In agribusiness this morning, industry marketing firms are already releasing their latest supply demand estimates. And so far the trend is toward lower than expected yields. F.C. Stone says it's been a disappointing harvest east of the Mississippi River. It's forecasting a U.S. corn crop at 12.4-5 billion bushels that's down 550 million on a yield average of 148.4. Allendale paints an even gloomier picture, 12.4 billion bushels with yields of 147.8.
Both firms also lowered expectations for soybeans.
IN THE COUNTRY; AGRABILITY:
Living with a disability can be challenging. But imagine the difficulty if you're a farmer. There's a program available to help. It's called Agrability.
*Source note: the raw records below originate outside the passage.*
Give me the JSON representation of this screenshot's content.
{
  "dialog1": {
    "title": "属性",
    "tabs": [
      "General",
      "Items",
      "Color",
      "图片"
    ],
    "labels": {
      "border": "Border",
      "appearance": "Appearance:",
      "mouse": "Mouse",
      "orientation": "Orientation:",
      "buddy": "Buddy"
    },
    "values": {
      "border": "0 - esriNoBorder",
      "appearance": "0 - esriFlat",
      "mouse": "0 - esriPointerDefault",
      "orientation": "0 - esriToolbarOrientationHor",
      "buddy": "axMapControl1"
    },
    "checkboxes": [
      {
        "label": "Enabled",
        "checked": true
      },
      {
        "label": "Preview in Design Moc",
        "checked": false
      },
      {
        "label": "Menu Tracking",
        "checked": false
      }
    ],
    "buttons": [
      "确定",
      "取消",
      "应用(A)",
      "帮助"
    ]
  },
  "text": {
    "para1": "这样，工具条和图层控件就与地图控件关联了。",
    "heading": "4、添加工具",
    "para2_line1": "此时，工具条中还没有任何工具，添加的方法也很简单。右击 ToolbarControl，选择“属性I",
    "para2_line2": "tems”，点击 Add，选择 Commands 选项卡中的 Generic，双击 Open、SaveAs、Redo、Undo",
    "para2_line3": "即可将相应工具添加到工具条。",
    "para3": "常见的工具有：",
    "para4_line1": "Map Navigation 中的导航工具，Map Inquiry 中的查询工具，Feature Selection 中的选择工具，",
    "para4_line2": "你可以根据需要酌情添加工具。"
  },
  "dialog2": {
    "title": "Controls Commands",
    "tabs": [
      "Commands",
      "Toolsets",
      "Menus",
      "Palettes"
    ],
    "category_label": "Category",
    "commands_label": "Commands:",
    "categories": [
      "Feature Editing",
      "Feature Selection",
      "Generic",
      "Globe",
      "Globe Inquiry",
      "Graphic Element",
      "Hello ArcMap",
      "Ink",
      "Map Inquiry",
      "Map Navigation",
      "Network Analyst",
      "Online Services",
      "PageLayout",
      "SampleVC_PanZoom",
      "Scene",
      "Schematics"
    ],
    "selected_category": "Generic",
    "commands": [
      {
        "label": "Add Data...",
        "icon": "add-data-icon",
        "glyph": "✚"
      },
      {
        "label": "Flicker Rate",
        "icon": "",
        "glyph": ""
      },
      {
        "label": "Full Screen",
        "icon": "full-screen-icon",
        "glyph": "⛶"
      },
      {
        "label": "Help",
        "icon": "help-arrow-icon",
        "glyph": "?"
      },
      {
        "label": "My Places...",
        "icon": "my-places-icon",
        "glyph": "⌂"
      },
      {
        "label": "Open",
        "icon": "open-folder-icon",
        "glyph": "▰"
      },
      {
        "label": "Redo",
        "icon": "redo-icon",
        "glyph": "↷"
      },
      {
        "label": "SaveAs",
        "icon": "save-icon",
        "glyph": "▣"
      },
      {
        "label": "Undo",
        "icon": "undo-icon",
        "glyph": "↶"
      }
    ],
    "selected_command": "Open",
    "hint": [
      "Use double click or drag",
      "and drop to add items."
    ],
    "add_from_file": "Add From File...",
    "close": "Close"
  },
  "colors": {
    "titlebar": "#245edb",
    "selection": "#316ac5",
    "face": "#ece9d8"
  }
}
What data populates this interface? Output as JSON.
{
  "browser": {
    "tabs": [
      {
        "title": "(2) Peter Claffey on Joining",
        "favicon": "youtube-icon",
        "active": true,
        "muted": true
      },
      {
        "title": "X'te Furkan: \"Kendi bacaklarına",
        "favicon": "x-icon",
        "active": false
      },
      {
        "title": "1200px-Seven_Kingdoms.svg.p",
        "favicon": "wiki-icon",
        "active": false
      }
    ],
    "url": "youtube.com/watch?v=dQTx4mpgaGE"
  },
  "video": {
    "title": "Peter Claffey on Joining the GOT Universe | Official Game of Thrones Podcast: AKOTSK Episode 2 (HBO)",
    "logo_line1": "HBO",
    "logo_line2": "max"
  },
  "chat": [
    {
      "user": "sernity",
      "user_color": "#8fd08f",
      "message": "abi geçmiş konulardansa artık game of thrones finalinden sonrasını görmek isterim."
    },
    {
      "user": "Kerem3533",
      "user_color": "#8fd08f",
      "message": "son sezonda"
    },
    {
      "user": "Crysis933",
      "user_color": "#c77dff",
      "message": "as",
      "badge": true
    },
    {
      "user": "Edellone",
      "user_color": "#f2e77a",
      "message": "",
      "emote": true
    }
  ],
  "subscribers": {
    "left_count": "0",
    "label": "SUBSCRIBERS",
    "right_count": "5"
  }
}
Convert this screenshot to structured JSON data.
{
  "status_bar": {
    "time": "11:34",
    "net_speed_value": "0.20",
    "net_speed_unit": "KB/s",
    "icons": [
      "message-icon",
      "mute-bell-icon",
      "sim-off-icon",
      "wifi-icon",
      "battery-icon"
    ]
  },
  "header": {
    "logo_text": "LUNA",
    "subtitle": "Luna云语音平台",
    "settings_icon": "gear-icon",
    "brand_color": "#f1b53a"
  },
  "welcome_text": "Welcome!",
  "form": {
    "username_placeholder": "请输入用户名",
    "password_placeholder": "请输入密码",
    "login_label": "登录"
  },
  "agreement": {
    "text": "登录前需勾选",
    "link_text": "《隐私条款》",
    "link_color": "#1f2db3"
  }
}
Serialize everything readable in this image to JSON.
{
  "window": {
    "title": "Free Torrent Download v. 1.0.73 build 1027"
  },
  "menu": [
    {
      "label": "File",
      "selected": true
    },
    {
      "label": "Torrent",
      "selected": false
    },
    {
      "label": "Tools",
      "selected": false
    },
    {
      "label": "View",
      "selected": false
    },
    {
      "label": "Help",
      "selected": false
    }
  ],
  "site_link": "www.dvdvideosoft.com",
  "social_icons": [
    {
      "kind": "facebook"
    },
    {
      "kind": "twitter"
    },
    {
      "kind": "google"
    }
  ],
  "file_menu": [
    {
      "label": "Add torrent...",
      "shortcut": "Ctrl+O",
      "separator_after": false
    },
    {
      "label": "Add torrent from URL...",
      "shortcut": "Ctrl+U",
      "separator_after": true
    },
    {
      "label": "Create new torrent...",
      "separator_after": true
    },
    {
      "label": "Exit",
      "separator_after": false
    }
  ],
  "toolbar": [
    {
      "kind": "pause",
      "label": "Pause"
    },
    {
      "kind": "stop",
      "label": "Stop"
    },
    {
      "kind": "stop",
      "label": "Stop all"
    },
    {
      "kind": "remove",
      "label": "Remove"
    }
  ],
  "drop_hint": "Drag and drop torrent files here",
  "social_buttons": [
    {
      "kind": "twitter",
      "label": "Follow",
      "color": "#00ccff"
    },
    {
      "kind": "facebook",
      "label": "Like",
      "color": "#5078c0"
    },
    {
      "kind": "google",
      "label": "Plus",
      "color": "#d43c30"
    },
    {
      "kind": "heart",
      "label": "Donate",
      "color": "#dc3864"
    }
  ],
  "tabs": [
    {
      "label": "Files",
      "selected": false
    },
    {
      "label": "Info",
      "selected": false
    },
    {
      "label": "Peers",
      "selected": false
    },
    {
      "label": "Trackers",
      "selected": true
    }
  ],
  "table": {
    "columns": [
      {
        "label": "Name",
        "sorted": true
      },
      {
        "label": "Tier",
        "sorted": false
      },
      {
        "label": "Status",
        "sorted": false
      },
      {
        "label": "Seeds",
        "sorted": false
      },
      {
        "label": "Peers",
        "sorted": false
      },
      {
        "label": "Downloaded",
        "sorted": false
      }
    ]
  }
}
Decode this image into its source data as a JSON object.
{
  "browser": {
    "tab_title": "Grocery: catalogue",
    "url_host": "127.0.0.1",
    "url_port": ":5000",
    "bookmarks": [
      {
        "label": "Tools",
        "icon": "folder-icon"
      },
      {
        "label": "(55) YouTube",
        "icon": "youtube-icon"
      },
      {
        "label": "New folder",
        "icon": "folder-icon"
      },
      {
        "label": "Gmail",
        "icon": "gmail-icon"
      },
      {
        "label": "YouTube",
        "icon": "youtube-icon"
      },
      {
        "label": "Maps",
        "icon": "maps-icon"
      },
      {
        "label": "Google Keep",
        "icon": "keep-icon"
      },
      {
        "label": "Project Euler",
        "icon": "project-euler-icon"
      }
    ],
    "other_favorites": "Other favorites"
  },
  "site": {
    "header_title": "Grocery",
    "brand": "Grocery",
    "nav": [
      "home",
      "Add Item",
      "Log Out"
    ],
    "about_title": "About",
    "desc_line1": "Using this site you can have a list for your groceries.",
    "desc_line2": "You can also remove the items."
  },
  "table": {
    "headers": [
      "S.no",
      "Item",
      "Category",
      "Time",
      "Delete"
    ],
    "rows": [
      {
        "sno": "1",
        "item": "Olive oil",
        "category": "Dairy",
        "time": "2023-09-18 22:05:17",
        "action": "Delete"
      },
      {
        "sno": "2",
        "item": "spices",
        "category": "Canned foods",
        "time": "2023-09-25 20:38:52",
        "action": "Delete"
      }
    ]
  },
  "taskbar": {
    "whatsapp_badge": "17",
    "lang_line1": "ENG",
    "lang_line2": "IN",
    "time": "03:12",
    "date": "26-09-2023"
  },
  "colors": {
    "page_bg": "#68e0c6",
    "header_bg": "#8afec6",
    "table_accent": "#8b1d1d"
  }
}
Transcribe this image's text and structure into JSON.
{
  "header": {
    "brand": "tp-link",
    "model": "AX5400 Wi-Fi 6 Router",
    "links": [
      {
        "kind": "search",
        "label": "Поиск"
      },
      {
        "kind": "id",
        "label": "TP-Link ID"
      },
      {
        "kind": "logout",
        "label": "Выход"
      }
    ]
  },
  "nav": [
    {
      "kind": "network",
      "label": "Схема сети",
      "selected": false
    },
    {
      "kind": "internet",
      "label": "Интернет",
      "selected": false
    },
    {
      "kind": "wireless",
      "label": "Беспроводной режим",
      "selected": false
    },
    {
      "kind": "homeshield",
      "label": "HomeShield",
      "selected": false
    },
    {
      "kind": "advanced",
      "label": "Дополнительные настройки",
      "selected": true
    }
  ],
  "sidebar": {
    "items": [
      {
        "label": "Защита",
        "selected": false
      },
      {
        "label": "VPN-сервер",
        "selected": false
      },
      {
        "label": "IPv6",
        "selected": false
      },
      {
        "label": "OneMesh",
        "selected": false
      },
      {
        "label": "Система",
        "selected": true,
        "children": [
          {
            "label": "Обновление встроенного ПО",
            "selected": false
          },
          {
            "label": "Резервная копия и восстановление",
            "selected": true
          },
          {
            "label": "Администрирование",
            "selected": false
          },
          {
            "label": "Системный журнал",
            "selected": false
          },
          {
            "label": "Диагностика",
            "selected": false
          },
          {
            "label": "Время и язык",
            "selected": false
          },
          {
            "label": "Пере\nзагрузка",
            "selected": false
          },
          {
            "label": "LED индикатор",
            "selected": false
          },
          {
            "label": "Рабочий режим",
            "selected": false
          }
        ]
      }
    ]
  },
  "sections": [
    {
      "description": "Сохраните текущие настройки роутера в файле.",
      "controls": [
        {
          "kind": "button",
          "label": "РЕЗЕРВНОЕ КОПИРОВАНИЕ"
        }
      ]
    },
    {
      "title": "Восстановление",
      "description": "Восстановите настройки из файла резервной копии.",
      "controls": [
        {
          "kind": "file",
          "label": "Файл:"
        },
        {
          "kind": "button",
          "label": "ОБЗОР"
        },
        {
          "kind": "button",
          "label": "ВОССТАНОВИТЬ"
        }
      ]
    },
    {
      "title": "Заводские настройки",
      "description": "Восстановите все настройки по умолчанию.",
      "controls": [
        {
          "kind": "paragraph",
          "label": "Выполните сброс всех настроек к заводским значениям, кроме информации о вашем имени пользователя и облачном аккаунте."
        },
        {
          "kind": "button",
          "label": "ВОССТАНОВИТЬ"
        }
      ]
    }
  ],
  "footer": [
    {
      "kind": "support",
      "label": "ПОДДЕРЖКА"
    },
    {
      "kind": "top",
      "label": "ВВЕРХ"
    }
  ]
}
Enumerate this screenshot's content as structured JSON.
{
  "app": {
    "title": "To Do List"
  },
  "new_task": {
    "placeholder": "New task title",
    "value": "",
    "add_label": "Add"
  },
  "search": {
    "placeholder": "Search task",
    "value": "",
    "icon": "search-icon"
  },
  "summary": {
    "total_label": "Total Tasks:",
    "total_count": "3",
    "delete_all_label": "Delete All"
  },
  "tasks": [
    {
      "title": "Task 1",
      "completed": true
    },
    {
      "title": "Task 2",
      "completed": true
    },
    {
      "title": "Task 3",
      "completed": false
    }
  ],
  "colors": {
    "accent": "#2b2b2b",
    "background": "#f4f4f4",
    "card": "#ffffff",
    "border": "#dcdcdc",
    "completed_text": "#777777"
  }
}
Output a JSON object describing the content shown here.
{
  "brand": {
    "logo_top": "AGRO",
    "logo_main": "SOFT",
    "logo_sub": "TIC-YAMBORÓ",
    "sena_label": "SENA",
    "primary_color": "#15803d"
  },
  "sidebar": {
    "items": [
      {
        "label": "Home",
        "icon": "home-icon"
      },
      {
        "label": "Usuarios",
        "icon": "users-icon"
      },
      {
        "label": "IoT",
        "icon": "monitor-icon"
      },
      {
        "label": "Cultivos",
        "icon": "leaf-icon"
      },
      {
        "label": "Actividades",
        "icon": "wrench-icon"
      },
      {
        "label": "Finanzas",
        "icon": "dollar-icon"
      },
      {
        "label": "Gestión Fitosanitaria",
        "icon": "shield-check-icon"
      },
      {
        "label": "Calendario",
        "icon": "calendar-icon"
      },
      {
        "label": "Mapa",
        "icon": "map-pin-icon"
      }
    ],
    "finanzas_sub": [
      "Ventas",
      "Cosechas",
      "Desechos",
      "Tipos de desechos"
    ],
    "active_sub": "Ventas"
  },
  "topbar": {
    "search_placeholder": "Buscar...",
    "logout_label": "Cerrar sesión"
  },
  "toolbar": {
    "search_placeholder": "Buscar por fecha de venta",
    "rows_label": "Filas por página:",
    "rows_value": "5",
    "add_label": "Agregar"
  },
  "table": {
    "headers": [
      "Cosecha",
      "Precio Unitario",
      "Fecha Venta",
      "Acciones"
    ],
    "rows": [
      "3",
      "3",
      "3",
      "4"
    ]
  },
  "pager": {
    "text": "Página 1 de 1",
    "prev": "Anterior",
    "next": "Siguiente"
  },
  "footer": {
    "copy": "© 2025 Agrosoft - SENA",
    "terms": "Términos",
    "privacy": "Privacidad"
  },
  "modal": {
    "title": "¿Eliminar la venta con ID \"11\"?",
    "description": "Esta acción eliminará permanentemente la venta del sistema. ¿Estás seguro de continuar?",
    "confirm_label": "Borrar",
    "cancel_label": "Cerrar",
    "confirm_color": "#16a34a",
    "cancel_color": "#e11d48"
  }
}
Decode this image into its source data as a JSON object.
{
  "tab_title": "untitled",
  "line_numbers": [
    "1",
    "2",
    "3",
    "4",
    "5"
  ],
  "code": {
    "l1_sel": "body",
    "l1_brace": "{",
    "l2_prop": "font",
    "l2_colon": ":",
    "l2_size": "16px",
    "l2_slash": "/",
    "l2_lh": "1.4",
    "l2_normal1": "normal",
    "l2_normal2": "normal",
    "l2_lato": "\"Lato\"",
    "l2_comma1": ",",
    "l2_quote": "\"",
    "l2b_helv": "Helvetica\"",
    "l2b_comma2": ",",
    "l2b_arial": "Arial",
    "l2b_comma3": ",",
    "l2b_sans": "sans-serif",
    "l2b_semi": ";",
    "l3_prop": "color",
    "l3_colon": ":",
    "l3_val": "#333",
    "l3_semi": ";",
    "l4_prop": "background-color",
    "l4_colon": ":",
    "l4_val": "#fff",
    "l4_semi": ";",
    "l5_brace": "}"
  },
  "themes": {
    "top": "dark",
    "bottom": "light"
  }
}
In this report from the University of Tennessee, Chuck Denney tells us how the program works in the volunteer state. Chuck says a private company called "Life Essentials" does much of the work in transforming farm equipment for disabled producers. Agrability is a nationally recognized program that gets funding from USDA. 25 states have local programs available. Check out their website – www.ability.org. Food and Your Family is next.
FRESHMAN 15 MYTH:
In food and your family this morning, it won't be long until those college kids are back for winter break...and hopefully just as healthy as when they left. A new report is now casting doubt on the legitimacy of the legendary freshman 15. A new study from Ohio State says the average student gains just two and half to three and half pounds during the first year of college.
Authors say the freshman 15 is a media myth. They collected data from more than 7,400 college kids. Breaking it down, only about 10% of college freshmen actually gained the dreaded 15 while about a quarter of students actually lost weight.
America's military may be getting a jolt from future MRE's or meals ready to eat. The Washington Post is reporting military specialists are working to improve the nutrition and energy found in each meal. So they're adding things like caffeine, anti-inflammatories, vitamins and energy supplements. One idea is a beef jerky stick with a coffee cup's worth of caffeine.